Ein Forschungsteam der Medizinischen Universität Wien hat strukturelle Veränderungen in den Nieren von Patienten mit Bluthochdruck und Typ 2 Diabetes untersucht. Die Ergebnisse zeigen, dass Bluthochdruck zu Anomalien in den Podozyten, spezialisierten Zellen im Nierenfilter, führen kann, auch ohne andere Vorerkrankungen wie Diabetes. Die in der Fachzeitschrift „Hypertension“ veröffentlichten Ergebnisse unterstreichen die Bedeutung einer frühzeitigen Erkennung und konsequenten Behandlung von Bluthochdruck, um Nierenschäden zu verhindern.
Um zu diesen Ergebnissen zu gelangen, analysierte das Forscherteam unter der Leitung von Christopher Paschen und Rainer Oberbauer (Klinische Abteilung für Nephrologie und Dialyse, Medizinische Klinik III) und Heinz Regele (Klinische Abteilung für Pathologie) Nierengewebe von insgesamt 99 Patienten: die entweder an Bluthochdruck (arterielle Hypertonie) und Typ-2-Diabetes litten oder keine der beiden Erkrankungen hatten. Untersucht wurden nicht betroffene Nierengewebeproben aus Tumornephrektomien (durchgeführt zwischen 2013 und 2018), einem chirurgischen Eingriff, bei dem eine Niere ganz oder teilweise entfernt wird, um einen Nierentumor zu behandeln.
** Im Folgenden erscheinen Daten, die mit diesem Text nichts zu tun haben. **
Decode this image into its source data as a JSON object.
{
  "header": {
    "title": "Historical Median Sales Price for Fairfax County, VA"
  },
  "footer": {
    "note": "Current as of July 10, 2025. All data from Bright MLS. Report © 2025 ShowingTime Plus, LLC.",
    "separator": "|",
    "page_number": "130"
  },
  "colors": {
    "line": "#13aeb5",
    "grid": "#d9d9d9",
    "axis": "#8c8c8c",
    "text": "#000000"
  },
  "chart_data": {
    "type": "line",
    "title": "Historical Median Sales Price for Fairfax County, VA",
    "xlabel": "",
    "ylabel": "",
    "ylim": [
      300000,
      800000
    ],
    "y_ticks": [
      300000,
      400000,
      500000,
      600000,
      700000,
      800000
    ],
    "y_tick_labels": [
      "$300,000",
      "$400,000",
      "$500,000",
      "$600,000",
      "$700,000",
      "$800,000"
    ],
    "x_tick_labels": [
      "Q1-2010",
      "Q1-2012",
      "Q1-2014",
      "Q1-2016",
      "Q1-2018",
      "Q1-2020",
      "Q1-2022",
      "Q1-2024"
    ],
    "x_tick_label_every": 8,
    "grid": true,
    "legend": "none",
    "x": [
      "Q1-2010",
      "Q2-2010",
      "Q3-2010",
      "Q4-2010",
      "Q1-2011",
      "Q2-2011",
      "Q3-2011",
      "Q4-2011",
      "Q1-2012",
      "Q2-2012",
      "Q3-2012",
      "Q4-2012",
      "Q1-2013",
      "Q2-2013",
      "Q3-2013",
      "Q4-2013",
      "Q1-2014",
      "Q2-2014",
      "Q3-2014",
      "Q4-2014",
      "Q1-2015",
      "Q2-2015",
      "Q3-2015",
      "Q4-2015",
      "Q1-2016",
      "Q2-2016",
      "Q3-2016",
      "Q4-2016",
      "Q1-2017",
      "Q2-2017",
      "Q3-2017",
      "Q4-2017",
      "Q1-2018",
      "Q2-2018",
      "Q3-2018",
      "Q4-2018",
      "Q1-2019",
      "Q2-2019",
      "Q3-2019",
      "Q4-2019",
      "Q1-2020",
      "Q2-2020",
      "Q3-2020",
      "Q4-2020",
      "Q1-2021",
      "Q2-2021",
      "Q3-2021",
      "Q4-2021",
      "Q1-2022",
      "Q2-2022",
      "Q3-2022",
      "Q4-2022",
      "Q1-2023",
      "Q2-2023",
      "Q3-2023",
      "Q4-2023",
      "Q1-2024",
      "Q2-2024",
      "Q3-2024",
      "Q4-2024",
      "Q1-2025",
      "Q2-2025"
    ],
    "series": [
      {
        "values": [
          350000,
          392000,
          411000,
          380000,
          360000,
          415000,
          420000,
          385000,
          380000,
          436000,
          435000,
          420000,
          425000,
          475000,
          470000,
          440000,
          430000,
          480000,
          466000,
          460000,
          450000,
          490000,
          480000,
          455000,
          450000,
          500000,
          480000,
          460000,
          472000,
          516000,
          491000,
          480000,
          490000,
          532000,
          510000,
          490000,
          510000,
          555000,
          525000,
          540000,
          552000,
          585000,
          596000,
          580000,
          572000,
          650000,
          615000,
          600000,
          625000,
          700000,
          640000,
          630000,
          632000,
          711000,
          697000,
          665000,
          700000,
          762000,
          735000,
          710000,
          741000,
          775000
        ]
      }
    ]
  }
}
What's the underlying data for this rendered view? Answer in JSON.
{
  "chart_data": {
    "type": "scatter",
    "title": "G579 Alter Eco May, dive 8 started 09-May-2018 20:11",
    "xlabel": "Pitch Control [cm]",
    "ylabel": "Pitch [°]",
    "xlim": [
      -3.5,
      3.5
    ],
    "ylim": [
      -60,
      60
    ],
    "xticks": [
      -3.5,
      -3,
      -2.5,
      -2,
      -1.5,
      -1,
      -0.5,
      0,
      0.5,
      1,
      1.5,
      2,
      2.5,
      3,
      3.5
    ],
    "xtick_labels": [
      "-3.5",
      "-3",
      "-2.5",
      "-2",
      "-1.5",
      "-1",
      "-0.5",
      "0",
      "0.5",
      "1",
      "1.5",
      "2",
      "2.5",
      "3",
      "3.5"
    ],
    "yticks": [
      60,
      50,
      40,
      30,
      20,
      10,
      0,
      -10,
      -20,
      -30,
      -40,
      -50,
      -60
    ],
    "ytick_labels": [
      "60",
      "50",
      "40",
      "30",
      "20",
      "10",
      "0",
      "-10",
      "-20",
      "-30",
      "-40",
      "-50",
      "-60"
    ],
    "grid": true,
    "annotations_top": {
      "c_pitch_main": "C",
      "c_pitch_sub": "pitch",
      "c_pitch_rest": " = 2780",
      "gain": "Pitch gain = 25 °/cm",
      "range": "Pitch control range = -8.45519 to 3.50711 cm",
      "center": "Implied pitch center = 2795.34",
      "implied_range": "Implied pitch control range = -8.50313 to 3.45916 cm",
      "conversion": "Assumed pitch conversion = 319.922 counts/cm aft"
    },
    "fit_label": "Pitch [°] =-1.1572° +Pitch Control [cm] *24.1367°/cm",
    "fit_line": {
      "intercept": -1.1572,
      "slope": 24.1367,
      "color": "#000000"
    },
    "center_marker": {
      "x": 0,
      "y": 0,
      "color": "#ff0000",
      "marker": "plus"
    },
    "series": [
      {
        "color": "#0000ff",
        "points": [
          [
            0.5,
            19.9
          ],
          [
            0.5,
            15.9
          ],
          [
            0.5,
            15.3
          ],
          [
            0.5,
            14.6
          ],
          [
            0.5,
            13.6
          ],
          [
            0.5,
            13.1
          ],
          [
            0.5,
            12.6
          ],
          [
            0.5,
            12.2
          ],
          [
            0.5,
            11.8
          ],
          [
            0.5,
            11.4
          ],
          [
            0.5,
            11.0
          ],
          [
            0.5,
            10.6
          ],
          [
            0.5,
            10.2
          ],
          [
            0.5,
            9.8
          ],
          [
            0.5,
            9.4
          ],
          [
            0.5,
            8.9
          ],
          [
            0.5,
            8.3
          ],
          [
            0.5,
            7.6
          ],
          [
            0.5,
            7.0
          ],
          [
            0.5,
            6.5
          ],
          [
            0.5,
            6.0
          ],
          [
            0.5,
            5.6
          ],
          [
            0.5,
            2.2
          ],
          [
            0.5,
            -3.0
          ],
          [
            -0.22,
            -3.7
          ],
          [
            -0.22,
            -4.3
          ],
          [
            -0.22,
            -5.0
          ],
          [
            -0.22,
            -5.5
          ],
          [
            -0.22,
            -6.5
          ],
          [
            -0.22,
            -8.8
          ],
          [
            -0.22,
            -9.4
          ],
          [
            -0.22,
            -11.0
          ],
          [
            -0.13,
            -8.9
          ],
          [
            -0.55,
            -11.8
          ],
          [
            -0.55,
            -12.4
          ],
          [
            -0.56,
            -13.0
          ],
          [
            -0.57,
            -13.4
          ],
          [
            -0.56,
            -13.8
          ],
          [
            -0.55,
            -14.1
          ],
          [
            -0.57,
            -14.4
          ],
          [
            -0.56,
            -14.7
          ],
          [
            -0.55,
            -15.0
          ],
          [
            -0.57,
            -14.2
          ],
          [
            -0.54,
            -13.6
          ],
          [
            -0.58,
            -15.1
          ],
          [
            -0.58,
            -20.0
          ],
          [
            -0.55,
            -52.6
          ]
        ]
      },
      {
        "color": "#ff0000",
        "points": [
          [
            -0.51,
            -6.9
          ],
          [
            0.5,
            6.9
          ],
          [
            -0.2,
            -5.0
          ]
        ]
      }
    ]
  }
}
Mit Hilfe moderner bildgebender und computergestützter Verfahren wurden in den Gewebeproben die Größe und Dichte der Podozyten sowie das Volumen der Nierenkörperchen (Glomeruli) bestimmt. Podozyten sind spezialisierte Zellen der Nierenkörperchen (Glomeruli), die eine entscheidende Rolle bei der Filterfunktion der Niere spielen. Ihre Größe und Dichte sind wichtige Indikatoren für die Gesundheit des Nierengewebes. Für die Analyse wurde künstliche Intelligenz in Form von Deep-Learning-basierter Bildanalyse eingesetzt. Mit Hilfe eines speziell trainierten Algorithmus wurden digitale Gewebeschnitte automatisch analysiert, um die Struktur von Podozyten und Glomeruli präzise zu erfassen.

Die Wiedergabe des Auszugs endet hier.